Tensions géopolitiques à Bab-el-Mandeb et Suez, et réorganisation de la circulation maritime mondiale
Geopolitical Tension in Bab-el-Mandeb and Suez: Global Maritime Traffic Alters Course
The impact of tension in the Red Sea extends far beyond the region’s boundaries. There is clearly an alteration of course of worldwide maritime traffic underway which is highlighting the strategic vulnerability of straits and canals. So dependent is the world economy on maritime trade that renewed consideration of major traffic flows has become essential, with greater importance given to the Atlantic.
L’économie mondiale est sous-tendue par d’intenses échanges commerciaux qui transitent, pour les huit dixièmes, par la voie maritime. À lui seul, le faisceau Asie-Europe – et vice versa – assure près de 40 % de ces approvisionnements en biens d’équipement, marchandises, énergie et matières premières, structurant le commerce international. Jalonné, pour le transport conteneurisé, par de nombreux terminaux de transbordement (hubs), cet axe vital se suivait sans interruption, jusqu’à il y a peu, depuis les ports asiatiques (chinois, coréens, japonais) jusqu’à ceux d’Europe méditerranéenne et du Nord-Ouest, via les détroits de Malacca et de Bab-el-Mandeb (« la porte des lamentations »), le canal de Suez, les détroits de Malte, de Sicile, de Gibraltar et du pas de Calais. Ces passages resserrés naturels et artificiels facilitent les liaisons directes entre les grandes flaques océaniques (1). Bon an mal an, quoique fermé pendant 8 ans de 1967 à 1975, le canal artificiel de Suez a fonctionné sans trop d’à-coups, malgré les convoitises, pendant les deux guerres mondiales, lors des multiples conflits israélo-arabes et du plus que séculaire conflit israélo-palestinien.
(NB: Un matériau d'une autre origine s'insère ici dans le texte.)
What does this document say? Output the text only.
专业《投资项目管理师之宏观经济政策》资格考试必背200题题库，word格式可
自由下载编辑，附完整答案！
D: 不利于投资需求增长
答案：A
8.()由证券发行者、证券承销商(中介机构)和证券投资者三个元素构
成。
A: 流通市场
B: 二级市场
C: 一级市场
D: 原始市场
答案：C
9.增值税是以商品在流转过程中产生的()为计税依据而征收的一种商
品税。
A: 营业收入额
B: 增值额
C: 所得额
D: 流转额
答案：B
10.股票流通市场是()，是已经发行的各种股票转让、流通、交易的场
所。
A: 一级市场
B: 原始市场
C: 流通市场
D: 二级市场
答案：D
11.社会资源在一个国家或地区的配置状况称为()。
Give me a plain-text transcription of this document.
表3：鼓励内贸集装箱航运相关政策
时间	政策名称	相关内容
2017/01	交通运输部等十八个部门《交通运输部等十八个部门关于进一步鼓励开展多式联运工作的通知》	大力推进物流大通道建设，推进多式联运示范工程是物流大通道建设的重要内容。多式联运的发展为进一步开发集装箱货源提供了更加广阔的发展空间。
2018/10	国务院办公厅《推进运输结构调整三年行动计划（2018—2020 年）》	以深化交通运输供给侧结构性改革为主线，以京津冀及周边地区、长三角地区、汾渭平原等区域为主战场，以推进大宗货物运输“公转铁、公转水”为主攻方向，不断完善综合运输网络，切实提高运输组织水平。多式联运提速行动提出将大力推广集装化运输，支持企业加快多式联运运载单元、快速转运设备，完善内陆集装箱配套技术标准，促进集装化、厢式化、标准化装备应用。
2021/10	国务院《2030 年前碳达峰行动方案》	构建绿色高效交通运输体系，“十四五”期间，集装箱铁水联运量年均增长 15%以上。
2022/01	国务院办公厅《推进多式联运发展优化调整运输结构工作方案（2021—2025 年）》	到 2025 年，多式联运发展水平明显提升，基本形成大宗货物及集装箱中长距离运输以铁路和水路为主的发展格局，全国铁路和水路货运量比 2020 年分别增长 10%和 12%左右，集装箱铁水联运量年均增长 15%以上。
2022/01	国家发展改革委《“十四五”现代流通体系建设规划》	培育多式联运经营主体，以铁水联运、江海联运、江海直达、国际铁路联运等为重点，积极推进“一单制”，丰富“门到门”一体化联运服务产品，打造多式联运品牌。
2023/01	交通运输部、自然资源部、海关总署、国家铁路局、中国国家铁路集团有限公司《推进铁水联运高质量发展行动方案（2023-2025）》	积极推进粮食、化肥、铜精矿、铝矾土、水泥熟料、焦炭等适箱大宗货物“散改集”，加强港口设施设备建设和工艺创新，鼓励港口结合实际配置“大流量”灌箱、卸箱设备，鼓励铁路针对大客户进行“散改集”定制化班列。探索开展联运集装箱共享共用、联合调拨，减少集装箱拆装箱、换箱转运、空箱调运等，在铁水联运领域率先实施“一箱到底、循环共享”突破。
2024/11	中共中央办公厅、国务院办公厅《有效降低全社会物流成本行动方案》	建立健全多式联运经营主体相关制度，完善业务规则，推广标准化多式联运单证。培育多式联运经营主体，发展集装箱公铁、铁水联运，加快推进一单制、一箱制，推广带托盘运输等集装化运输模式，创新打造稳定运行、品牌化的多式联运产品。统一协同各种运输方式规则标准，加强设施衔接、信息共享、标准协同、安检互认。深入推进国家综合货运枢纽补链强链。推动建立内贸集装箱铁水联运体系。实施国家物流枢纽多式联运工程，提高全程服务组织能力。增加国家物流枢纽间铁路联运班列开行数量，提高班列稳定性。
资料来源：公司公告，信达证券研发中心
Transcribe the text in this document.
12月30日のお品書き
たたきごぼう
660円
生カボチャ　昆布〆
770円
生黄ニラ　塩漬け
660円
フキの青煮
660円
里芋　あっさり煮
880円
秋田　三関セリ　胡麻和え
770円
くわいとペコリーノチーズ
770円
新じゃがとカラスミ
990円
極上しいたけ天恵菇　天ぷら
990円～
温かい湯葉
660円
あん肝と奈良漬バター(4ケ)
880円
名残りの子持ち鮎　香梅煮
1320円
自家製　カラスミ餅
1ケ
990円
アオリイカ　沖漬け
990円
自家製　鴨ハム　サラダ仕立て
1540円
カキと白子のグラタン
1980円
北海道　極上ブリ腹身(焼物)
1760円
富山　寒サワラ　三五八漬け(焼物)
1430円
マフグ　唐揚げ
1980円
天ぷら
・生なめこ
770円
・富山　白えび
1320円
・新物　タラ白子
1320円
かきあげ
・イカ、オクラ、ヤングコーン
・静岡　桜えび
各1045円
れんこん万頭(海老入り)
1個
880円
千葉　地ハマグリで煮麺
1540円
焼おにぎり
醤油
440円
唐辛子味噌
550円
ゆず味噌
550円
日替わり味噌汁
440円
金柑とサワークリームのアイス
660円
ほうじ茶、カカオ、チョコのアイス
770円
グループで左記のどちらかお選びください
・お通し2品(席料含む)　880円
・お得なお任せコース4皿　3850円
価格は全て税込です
L’essor des échanges maritimes et en particulier la conteneurisation (2) ont été un vecteur essentiel de la mondialisation et de l’extension de chaînes de valeur globale. Ils ont, sans cesse, stimulé l’accroissement de la taille des réceptifs et des passages resserrés artificiels. En 2006, le canal de Suez a été agrandi et élargi afin de permettre le transit à de plus grands navires et d’accroître le nombre de traversées. Cependant malgré ces extensions coûteuses, le trafic n’a pas véritablement bondi ; certes, on assiste à une évolution haussière sur le trend 2006-2008 – 2020-2021, mais qui demeure assez peu tendue (figure 1), cette faible dynamique du nombre de navires étant cependant compensée par l’augmentation de leur taille.
FIGURE 1 : Trafic maritime quotidien (nombre de navires depuis 2019). a) Suez, b) Bab-el-Mandeb (Source : FMI/Oxford, UN Global Platform, PortWatch).